Nelson Minar
<nelson@media.mit.edu>
MIT Room E15-305
20 Ames Street
Cambridge, MA 02139
I can also be reached by phone.
I have another home page at
http://www.media.mit.edu/~nelson/.
It's very simple, but it has the information about my current research.
I graduated in 1994 from Reed College. I recently lived in
Santa Fe, working at the Santa Fe
Institute. Now I'm in Boston at the MIT Media Lab, working in the Software
Agents Group. I took a big
roadtrip in the summer of 96 that I liked very much.
My main academic interest is in
computer science and the field of complex
systems, the study of systems that are too complicated to analyze
exactly. It's an interdisciplinary sort of thing, bridging aspects of
cognitive psychology, computer science, physics, biology, economics,
mathematics, and whatever else seems interesting. The image is from my
undergraduate thesis on lattice relaxation systems. I spend a
fair amount of time thinking about just what the existence of the
Internet implies and makes possible.
At the Santa Fe Institute I
worked on the Swarm project, building a
general purpose framework for multi-agent simulations.
I'm shamelessly elitist about
things which I do and do not like, especially culture -
movies,
music,
restaurants,
literature.
My page of links contains links to
those things on the web I personally think are useful or interesting. There's
also some other pictures of me
online.
Do your hands hurt when you type?
Pain means something is wrong. Repetitive strain injuries are a
serious problem for people who use computers. There is an excellent typing injury faq
and archive that you should read.
Some of my things on the Web.
- emacs mode for HTML
(in beta)
- I've written an emacs mode for HTML documents
called html-helper-mode. It's nowhere near WYSIWYG,
but that might be a feature. It's been in beta way too long: I
just need to write some docs for it.
- Roadtrip '96
- My trip over 3/4 of the US.
- Books,
movies,
and restaurants
- I try to record my impressions of books I read and movies I see,
and also make some comments about my favourite restaurants.
These pages might tell you something about me.
- Projects I don't have time to do
- I occasionally think up an interesting project that I know I
don't have time to work on. Rather than just let them disappear,
I decided to write them down.
- POV Glyphs
- A little graphics project, abstract iconic forms
done up in a raytracer.
- Notes about the Web
- I was overwhelmed by how big the Web is, how fast
it grows. I'm still amazed with how useful it is, even given
its disorganization.
- CU-SeeMe under Linux
- CU-SeeMe is the Next Great thing on the net - video
conferencing. Between some hacked up software and a $100 camera,
you can transmit and receive live video over the net. I wrote up
notes about how to make it all work under Linux.
- Ergonomic emacs keybindings
- I have trouble with my wrists, so I put some work into rebinding
the emacs keys to be more friendly.
- My PGP keys
- I use PGP for protecting the privacy of my email. If you have access
to PGP, please use my PGP key for email to me.
- Linux on NEC Versa laptops
- I'm maintaining a page on running linux on NEC Versa laptops.
Also contains information about XFree86 and the ct65545 chipset.
- Web pointers
- My page of links I use instead of bookmarks or a hotlist.

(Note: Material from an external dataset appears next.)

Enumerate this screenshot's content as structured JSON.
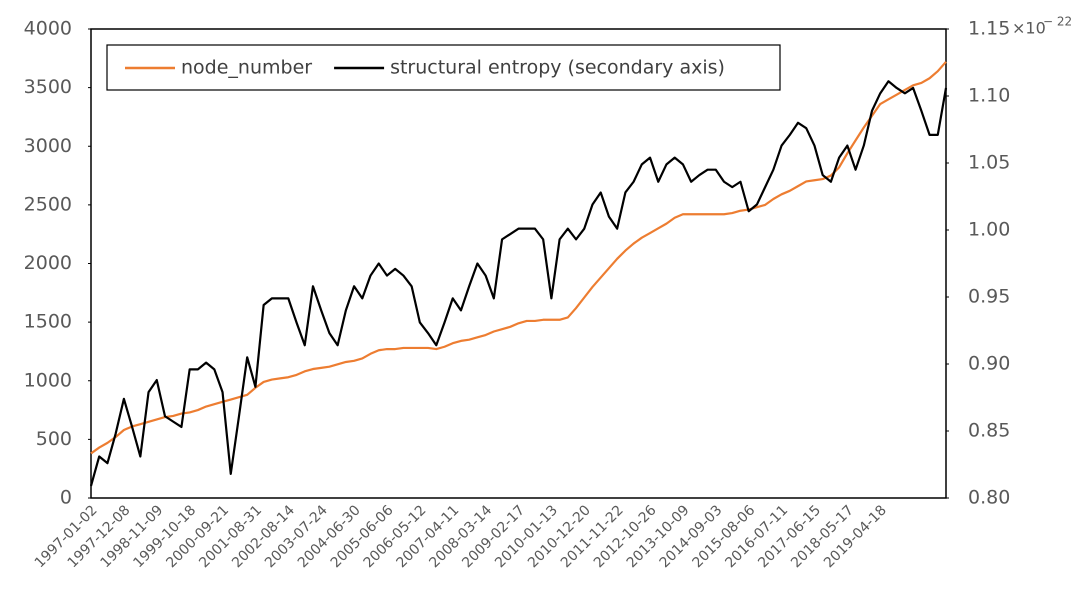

- Notes on online publication
- I've been thinking about online publication in the academic world,
what it means and how to do it best. I've got a few notes about
it online, nothing earth-shattering. It's pretty old now (a
whole year! That's forever on the web) and my thinking has
changed some.
- Swarm
- I'm maintaining the Swarm archive: Swarm is the project I'm
working on now.
- Alife Online
- I'm helping out with Alife
Online, an online wing of the Artificial Life journal. I haven't
put as much time into this as it needs.
- GA model of immunity
- As an experiment in putting academic papers online, I've made available
a paper I wrote on using genetic algorithms as a
model of the immune system.
- Intro WWW talk (summer 1994)
- I gave an introductory talk to the World Wide Web for the Santa Fe
Institute which ended up being a good thing, it got some people going.
Some of my notes and examples are online.
- Raytraced movies
- I've created a couple of MPEGs of raytraced 3d
Hilbert space-filling curves, an experiment in a medium.